Maybe I don’t. But I wouldn’t blame them for running for the hills after what happened on Saturday. I wouldn’t have blamed them for running after Mike, Will, and Chase got murdered. Sometimes I wish I could have.
“I’ve got to get to school,” I say, and push my chair away from the table, leaving the food untouched. The athame has been purified and is ready to come out of the salt, but I walk right past. For maybe the first time in my life, I don’t want it.
* * *
The first sight I catch after rounding the corner toward my locker is Thomas yawning. He’s leaning against it with his books under his arm, wearing a plain gray t-shirt that is ready to rip through in a few places. His hair points in completely contradictory directions. It makes me smile. So much power contained in a body that looks like it was born in a dirty clothes basket. When he sees me coming, he waves, and this big, open grin spreads across his face. Then he yawns again.
“Sorry,” he says. “I’m having trouble recovering from Saturday.”
“Epic party, right, Thomas?” snickers a sarcastic voice behind us, and I turn to see a group of people, most of whom I don’t know. The comment came from Christy something or other, and I think, who cares, except that Thomas’s mouth has pinched together and he’s looking at the row of lockers like he wants to melt into it.
I look at Christy casually. “Keep talking like that and I’ll have you killed.” She blinks, trying to decide whether or not I’m serious, which makes me smirk. These rumors are ridiculous. They walk on, silent.
“Forget them. If they’d been there they’d have pissed themselves.”
“Right,” he says, and stands up straighter. “Listen, I’m sorry about Saturday. I’m such a dope, leaning out the door like that. Thanks for saving my skin.”
For a second, there’s this lump in my throat that tastes like gratitude and surprise. Then I swallow it. “Don’t thank me.” Remember who put you there in the first place. “It was no big deal.”
“Sure.” He shrugs. Thomas and I have first period physics together this semester. With his help, I’m pulling an A-minus. All of that shit about fulcrums and mass times velocity might as well be Greek to me, but Thomas drinks it up. It must be the witch in him; he has a definite understanding of forces and how they work. On the way to class, we pass by Cait Hecht, who makes a point of looking as far away from me as she can. I wonder if she’ll start to gossip about me now too. I guess I’d understand if she did.
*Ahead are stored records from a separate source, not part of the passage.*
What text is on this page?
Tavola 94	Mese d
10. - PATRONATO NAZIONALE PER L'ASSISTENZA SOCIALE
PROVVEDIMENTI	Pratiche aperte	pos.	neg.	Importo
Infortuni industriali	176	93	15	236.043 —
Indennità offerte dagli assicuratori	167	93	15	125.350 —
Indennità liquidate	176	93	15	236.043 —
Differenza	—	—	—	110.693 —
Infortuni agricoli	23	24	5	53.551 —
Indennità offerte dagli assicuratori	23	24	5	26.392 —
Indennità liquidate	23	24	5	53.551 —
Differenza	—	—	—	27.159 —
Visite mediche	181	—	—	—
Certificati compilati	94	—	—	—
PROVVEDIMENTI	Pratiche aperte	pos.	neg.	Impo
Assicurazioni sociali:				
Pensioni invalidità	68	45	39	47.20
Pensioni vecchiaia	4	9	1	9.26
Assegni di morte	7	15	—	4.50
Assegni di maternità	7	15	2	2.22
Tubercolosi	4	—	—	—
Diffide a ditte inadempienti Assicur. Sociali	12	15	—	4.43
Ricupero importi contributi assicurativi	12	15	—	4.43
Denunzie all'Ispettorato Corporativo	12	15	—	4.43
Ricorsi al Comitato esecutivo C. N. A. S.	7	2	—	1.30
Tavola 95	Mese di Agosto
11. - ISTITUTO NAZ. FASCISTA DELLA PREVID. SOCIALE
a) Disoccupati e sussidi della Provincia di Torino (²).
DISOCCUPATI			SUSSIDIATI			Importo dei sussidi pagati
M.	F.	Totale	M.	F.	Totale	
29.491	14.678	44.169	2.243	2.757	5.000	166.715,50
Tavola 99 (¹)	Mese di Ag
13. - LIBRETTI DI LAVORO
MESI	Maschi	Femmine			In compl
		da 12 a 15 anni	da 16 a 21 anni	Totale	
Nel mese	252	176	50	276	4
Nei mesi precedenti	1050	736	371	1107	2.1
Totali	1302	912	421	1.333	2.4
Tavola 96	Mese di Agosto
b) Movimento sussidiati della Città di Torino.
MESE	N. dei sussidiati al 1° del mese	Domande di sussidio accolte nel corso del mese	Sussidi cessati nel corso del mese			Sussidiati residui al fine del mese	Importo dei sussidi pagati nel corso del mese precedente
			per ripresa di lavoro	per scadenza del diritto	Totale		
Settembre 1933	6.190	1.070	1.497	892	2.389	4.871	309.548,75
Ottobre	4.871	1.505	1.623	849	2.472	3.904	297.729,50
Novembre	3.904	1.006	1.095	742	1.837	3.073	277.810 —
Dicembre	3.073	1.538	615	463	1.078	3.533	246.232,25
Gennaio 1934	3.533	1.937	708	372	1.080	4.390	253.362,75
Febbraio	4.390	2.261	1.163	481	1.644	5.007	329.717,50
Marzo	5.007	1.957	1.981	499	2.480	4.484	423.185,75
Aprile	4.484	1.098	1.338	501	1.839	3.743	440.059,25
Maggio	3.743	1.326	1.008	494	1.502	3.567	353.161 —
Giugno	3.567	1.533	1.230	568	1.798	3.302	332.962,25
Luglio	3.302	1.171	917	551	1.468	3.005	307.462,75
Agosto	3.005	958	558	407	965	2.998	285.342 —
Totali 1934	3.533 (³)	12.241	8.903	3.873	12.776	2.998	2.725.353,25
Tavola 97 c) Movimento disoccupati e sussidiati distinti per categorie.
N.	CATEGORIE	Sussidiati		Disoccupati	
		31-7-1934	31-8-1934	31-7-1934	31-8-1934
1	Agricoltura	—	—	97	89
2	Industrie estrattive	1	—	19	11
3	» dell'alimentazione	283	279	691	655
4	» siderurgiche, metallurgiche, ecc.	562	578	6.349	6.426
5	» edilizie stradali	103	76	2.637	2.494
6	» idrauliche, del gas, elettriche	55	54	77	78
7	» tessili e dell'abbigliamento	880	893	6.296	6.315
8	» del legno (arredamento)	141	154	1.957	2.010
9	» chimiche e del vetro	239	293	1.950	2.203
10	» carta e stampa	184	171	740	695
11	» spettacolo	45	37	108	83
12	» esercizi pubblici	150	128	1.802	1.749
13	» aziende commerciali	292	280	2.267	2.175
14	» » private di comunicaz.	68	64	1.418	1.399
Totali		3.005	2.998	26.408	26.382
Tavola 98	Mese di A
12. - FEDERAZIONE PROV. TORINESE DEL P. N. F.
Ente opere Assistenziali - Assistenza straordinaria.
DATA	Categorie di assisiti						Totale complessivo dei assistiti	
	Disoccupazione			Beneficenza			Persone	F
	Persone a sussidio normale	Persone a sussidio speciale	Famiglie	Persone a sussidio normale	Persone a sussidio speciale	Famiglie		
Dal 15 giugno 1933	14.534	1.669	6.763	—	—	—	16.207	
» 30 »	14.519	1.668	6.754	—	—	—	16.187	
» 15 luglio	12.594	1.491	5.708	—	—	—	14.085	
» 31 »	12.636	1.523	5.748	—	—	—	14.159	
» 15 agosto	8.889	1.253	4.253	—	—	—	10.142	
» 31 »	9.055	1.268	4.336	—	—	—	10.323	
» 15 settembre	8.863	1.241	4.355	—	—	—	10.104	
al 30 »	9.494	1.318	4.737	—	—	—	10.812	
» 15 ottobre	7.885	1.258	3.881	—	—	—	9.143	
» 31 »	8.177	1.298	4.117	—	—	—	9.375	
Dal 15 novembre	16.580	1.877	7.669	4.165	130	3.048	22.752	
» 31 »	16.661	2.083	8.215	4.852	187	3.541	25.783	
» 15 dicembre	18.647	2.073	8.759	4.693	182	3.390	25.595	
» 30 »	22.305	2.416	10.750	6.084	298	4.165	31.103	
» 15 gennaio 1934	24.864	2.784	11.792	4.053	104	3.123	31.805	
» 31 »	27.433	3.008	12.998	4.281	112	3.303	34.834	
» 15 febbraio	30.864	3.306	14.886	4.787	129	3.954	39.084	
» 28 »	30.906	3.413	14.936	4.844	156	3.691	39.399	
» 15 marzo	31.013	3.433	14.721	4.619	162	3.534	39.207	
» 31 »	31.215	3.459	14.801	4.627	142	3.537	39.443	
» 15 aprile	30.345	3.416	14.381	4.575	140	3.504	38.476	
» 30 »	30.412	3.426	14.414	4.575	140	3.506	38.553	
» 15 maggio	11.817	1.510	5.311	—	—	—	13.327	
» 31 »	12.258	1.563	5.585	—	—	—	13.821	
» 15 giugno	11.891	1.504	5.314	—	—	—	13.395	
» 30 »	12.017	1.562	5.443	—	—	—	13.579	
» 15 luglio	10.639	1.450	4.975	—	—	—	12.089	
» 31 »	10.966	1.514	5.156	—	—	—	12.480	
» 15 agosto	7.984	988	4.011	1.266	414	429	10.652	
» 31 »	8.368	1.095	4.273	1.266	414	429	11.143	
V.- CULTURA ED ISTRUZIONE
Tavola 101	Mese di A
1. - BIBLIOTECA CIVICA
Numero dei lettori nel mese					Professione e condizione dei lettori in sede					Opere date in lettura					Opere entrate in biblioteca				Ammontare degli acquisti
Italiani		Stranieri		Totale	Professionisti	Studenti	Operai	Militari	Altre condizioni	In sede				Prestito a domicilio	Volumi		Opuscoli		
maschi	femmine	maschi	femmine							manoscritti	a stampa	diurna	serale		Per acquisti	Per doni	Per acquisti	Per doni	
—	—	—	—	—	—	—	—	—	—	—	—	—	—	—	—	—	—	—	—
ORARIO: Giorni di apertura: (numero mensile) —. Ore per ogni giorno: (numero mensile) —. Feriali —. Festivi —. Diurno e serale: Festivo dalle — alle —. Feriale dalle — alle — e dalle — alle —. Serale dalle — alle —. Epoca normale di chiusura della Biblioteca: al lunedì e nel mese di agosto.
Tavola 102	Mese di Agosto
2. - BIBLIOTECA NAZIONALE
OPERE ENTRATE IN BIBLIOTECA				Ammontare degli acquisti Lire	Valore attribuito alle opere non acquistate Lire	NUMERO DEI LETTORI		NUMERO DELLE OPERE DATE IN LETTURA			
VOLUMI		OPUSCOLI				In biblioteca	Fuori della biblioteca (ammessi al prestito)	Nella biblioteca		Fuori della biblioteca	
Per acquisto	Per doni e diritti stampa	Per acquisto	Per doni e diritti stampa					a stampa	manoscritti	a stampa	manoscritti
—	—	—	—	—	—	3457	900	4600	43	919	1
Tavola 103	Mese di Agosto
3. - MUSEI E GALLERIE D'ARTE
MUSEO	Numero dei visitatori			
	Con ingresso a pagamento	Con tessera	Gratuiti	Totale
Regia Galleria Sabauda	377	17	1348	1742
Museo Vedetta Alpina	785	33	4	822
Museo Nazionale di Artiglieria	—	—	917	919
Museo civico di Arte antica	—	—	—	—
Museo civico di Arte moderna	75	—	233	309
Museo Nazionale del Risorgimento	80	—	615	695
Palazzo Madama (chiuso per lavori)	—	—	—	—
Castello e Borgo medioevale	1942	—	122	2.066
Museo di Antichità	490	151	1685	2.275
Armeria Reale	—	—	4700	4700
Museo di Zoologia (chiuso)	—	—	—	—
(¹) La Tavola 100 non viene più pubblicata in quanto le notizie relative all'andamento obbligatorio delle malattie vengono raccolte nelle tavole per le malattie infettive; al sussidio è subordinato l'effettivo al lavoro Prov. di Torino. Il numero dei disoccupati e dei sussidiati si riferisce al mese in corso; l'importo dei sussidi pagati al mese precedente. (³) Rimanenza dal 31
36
I don’t catch anything more than a glimpse of Carmel until our shared fifth period study hall. Despite being the third leg in our strange, ghost-hunting trio, her queen bee status has remained intact. Her social calendar is as full as ever. She’s on the student council and a bunch of boring fundraising committees. Watching her straddle both worlds is interesting. She slides into one as easily as the other.
When I get to study hall, I take my usual seat across from Carmel. Thomas isn’t here yet. I can tell immediately that she isn’t as forgiving as he is. Her eyes barely flicker up from her notebook when I sit down.
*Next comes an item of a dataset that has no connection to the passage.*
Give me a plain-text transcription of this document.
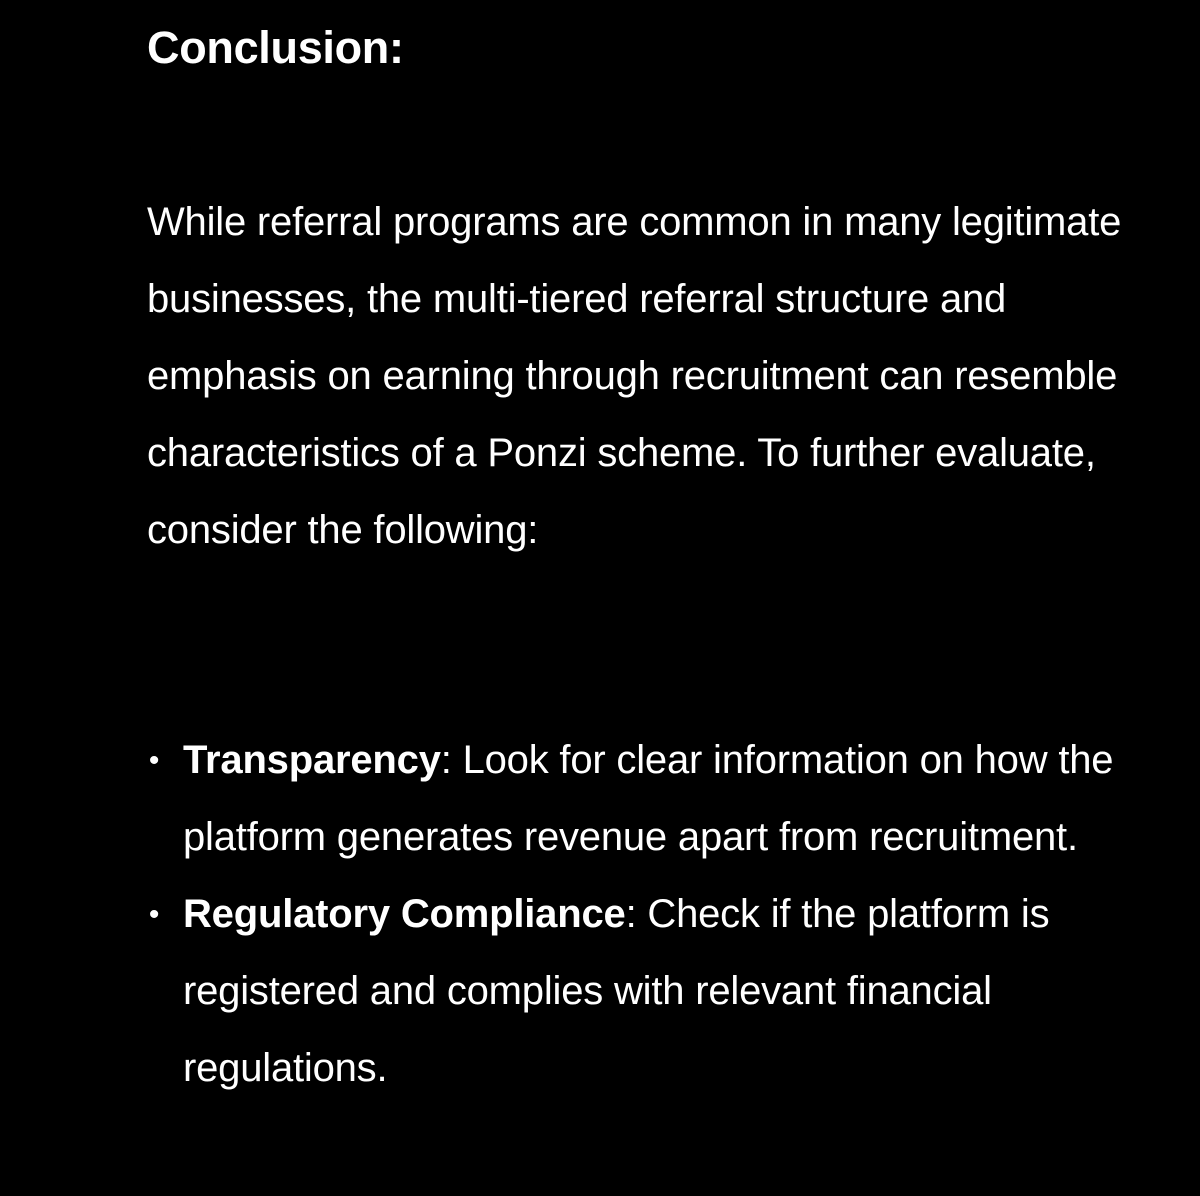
Conclusion:

While referral programs are common in many legitimate businesses, the multi-tiered referral structure and emphasis on earning through recruitment can resemble characteristics of a Ponzi scheme. To further evaluate, consider the following:

• Transparency: Look for clear information on how the platform generates revenue apart from recruitment.
• Regulatory Compliance: Check if the platform is registered and complies with relevant financial regulations.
“You really need to get a haircut.”
“I like it a little long.”
“But I think it gets into your eyes,” she says, looking right at me. “Keeps you from seeing things properly.”
There’s a brief stare down, during which I decide that almost getting pinned like a butterfly in a glass case deserves at least an apology. “I’m sorry about Saturday. I was stupid and off. I know that. It’s dangerous—”
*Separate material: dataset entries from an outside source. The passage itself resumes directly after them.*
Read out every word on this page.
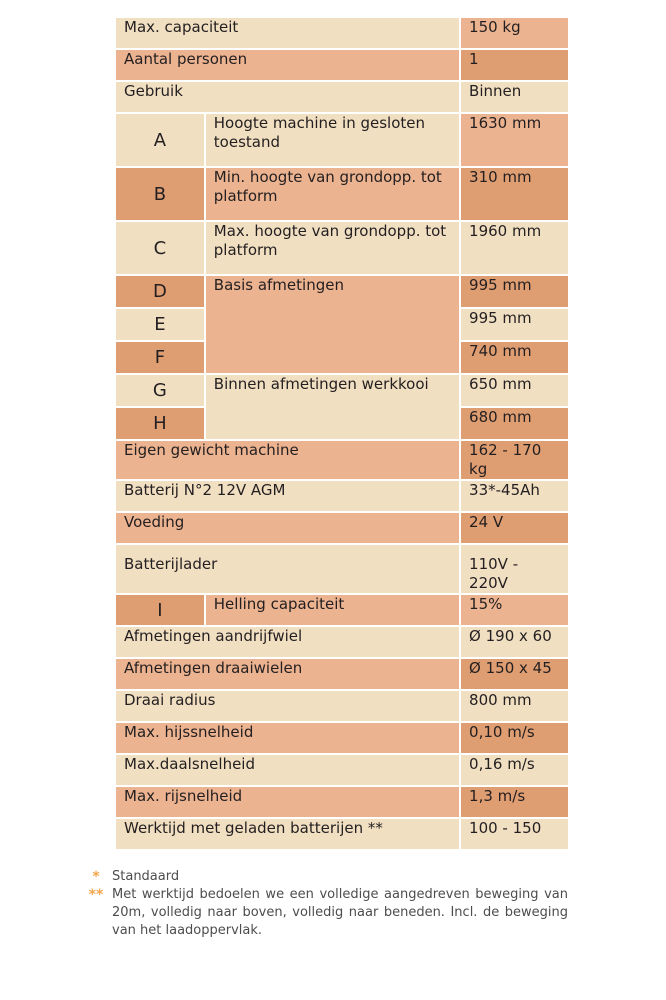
Max. capaciteit		150 kg
Aantal personen		1
Gebruik		Binnen
A	Hoogte machine in gesloten toestand	1630 mm
B	Min. hoogte van grondopp. tot platform	310 mm
C	Max. hoogte van grondopp. tot platform	1960 mm
D	Basis afmetingen	995 mm
E		995 mm
F		740 mm
G	Binnen afmetingen werkkooi	650 mm
H		680 mm
Eigen gewicht machine		162 - 170 kg
Batterij N°2 12V AGM		33*-45Ah
Voeding		24 V
Batterijlader		110V - 220V
I	Helling capaciteit	15%
Afmetingen aandrijfwiel		Ø 190 x 60
Afmetingen draaiwielen		Ø 150 x 45
Draai radius		800 mm
Max. hijssnelheid		0,10 m/s
Max.daalsnelheid		0,16 m/s
Max. rijsnelheid		1,3 m/s
Werktijd met geladen batterijen **		100 - 150
* Standaard
** Met werktijd bedoelen we een volledige aangedreven beweging van 20m, volledig naar boven, volledig naar beneden. Incl. de beweging van het laadoppervlak.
“Cut the crap,” Carmel says, snapping her gum. “What’s bothering you? You hesitated in that barn. You could have ended it all, up in the loft. It was a foot away, its guts bared like it was serving them up on a platter.”
I swallow. Of course she would notice. Carmel never misses anything. My mouth opens, but nothing comes out. She slides her hand out and touches my arm.
“The knife isn’t bad anymore,” she says softly. “Morfran said so. Your friend Gideon said so. But if you have doubts, then maybe you should take a break. Someone’s going to get hurt.”
Thomas slides in next to Carmel and looks from one of us to the other.
“What’s the what?” he asks. “You guys look like someone died.” God, Thomas, that’s such a risky expression.